Chrome Shifts from FreeType to Rust-Based Skrifa for Enhanced Font Rendering Security

The developers of the Google Chrome web browser have announced their decision to abandon the FreeType font rendering library, opting instead for the open-source Skrifa project, which is written in Rust. This transition aims to enhance memory safety during font processing on the web and supports OpenType font handling.

Skrifa provides a subset of the font engine capabilities originally found in FreeType, which are necessary for the 2D graphics library Skia used in both Chrome and Chromium. To detach the Skia library from the FreeType engine, a new font backend based on Skrifa has been created.

According to OpenNET, the Rust-based backend was included in experimental mode for rarely used font formats, such as CFF2 and color fonts, in Chrome version 128. From Chrome version 133 onwards, this new backend will be utilized for all web fonts in builds for Linux, Android, and ChromeOS platforms. On Windows and macOS, the new engine is currently available as a fallback option, activated only when the system cannot support the font format the browser is attempting to render.

The Skrifa code was developed by Google engineers as part of the Fontations toolkit and is available under the MIT and Apache 2.0 licenses.

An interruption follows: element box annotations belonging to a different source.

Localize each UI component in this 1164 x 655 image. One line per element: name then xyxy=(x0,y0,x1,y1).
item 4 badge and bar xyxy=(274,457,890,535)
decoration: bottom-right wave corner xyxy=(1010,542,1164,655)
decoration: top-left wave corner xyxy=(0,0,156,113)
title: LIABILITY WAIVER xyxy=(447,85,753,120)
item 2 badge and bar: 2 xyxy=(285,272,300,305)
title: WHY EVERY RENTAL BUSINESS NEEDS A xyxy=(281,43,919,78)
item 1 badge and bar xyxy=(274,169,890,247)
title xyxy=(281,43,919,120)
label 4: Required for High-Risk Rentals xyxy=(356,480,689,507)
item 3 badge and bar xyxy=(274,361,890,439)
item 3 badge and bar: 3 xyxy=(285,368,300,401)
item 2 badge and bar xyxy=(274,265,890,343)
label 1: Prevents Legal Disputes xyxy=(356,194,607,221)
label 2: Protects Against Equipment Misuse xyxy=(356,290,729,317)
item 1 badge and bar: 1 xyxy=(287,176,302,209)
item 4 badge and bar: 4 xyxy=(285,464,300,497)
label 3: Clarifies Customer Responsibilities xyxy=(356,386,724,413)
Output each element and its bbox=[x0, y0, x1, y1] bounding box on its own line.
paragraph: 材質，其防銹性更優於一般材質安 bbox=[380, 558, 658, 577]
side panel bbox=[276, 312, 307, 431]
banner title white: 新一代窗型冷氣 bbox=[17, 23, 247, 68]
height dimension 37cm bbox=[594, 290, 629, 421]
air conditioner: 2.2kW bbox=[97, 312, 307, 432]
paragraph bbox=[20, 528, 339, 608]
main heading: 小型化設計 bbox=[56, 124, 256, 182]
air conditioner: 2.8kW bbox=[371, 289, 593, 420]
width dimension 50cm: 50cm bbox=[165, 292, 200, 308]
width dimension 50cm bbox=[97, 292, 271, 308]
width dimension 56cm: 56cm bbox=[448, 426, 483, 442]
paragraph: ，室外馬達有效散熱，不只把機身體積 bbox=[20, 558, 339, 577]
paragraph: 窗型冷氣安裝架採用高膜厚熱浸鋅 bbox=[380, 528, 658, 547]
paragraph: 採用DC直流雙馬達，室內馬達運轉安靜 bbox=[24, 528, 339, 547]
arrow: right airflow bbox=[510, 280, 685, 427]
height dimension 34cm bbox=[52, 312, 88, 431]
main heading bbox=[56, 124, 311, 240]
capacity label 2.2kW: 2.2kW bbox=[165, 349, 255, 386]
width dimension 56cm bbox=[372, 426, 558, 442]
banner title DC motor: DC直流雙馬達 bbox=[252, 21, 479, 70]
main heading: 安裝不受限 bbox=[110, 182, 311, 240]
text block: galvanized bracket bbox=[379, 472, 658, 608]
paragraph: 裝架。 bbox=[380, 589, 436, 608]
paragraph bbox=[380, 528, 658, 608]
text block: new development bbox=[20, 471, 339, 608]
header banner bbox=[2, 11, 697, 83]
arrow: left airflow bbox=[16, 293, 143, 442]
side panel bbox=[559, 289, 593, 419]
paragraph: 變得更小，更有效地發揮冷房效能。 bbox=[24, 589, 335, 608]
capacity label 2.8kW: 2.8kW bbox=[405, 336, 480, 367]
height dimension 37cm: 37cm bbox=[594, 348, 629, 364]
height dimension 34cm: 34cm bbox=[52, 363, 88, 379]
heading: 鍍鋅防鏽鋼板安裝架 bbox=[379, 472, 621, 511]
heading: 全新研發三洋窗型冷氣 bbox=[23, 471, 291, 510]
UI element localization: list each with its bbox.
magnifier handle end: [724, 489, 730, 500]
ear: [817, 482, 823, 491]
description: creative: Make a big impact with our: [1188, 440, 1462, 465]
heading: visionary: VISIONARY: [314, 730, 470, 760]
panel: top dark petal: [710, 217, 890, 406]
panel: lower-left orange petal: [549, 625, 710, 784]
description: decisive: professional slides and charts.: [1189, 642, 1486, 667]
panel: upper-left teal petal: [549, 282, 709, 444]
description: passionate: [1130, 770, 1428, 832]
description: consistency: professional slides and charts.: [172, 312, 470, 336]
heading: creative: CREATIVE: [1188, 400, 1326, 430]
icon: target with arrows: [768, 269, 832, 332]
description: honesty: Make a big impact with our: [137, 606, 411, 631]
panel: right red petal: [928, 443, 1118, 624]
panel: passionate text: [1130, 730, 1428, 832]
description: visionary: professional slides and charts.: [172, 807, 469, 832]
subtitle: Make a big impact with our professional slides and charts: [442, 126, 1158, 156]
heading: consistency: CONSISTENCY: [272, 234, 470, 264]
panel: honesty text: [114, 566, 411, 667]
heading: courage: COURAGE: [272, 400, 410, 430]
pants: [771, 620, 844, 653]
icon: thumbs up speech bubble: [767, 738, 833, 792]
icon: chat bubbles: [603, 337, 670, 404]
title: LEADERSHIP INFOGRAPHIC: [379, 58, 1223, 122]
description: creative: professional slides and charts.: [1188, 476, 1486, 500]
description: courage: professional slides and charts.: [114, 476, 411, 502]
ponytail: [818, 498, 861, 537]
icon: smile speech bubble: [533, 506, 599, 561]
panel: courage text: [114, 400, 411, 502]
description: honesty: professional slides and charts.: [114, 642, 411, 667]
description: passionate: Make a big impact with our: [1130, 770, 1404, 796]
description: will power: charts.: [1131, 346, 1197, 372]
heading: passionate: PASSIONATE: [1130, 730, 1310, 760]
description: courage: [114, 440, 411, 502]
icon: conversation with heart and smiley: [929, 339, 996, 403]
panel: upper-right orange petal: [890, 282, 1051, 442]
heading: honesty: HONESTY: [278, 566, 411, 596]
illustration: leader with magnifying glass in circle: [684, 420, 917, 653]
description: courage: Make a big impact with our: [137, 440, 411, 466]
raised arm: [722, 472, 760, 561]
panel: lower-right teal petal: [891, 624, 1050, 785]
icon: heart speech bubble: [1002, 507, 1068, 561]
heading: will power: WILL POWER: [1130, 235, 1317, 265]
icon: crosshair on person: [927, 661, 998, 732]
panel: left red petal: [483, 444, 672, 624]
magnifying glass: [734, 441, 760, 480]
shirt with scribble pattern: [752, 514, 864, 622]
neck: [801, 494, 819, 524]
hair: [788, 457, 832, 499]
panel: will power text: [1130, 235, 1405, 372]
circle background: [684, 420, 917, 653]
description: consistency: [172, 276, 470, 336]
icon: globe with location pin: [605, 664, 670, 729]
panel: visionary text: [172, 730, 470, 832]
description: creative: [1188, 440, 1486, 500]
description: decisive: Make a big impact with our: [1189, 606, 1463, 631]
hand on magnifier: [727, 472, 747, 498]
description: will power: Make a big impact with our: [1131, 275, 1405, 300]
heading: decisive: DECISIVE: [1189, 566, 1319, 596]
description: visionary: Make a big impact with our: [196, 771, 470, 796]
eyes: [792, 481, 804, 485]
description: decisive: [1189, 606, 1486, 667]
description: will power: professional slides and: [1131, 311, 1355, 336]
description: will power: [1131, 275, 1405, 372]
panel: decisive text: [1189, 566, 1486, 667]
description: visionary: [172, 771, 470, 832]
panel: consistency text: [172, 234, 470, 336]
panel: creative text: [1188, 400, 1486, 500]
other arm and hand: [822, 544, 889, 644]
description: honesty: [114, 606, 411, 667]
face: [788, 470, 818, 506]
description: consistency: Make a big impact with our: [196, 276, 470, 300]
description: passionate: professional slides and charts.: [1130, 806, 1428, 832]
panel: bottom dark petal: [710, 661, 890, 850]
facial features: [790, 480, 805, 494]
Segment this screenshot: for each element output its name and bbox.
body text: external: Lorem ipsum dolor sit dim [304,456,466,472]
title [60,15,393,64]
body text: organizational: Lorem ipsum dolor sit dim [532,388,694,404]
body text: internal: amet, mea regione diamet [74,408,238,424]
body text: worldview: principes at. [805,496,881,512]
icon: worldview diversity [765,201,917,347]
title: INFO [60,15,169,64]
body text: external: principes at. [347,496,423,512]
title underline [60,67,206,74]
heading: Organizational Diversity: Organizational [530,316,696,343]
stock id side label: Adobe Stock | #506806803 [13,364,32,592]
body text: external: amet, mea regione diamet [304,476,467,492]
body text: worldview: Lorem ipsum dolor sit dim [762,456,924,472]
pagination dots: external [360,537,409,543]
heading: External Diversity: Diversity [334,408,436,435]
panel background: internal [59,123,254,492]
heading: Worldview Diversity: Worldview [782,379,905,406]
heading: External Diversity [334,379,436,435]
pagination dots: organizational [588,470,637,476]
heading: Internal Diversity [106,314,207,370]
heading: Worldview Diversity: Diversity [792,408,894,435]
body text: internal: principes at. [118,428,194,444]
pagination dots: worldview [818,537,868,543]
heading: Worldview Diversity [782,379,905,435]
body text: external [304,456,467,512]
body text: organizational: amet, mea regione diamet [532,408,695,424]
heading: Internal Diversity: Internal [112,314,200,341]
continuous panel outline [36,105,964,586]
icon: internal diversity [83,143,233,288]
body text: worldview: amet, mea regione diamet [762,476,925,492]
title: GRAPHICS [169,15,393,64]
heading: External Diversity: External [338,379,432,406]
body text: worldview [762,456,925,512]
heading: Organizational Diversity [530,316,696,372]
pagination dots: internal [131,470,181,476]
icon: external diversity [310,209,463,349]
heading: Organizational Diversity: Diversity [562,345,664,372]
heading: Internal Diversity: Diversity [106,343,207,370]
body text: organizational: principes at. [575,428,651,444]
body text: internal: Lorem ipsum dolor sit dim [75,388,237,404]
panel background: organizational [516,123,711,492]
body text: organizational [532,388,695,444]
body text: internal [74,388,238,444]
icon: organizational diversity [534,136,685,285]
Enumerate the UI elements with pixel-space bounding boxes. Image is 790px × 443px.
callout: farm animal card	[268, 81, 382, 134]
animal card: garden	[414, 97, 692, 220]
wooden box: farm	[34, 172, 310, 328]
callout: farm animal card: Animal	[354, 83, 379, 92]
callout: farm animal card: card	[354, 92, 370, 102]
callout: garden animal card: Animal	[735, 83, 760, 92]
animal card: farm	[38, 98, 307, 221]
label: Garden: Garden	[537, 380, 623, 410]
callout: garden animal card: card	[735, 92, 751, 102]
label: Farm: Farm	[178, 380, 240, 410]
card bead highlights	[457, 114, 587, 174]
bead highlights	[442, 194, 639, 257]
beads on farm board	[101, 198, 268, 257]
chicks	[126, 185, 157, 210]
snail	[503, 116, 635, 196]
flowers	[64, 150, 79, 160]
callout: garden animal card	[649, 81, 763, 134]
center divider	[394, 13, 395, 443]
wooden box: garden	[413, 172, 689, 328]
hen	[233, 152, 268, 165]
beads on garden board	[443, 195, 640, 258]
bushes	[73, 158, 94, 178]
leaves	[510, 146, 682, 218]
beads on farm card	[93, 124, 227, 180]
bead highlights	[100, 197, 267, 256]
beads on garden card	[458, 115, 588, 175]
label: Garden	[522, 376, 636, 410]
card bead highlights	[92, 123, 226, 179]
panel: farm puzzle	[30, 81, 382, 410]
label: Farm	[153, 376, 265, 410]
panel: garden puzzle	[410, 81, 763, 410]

Approximately 700 unit tests have been prepared to validate the functionality of Skrifa. The project library supports glyph decoding in formats such as glyf, CFF, CFF2, COLRv0, COLRv1, EBDT, CBDT, and sbix, as well as variable fonts in glyf, CFF2, and COLRv1 formats, and font hinting in glyf, CFF, and CFF2 formats.

In addition to the Skrifa library, which offers an API for accessing font metadata and loading glyph outlines, the Fontations toolkit includes low-level libraries for reading, parsing, modifying, and creating OpenType font data. Moreover, Fontations is part of the Oxidize project, aimed at translating text and font-related utilities and libraries from Python (fonttools, fontmake, nanoemoji) and C++ (HarfBuzz, FreeType) into new implementations crafted in Rust.

Development of the Skrifa components in Rust arose from the challenges of effectively identifying bugs through fuzz testing, as font formats are too intricate to cover all possible combinations. Leveraging Rust helps minimize memory-related issues, improve code quality, reduce the time spent on addressing security vulnerabilities, and accelerate enhancements to Chrome’s font-related features. According to statistics from Google and Microsoft, approximately 70% of critical vulnerabilities stem from memory management issues that can be avoided using Rust without unsafe blocks.

For instance, employing Rust has helped eliminate previously discovered problems in FreeType’s code, which were associated with accessing freed memory regions, buffer overflows, unchecked array index access, integer overflows, improper use of uninitialized memory, and type casting errors.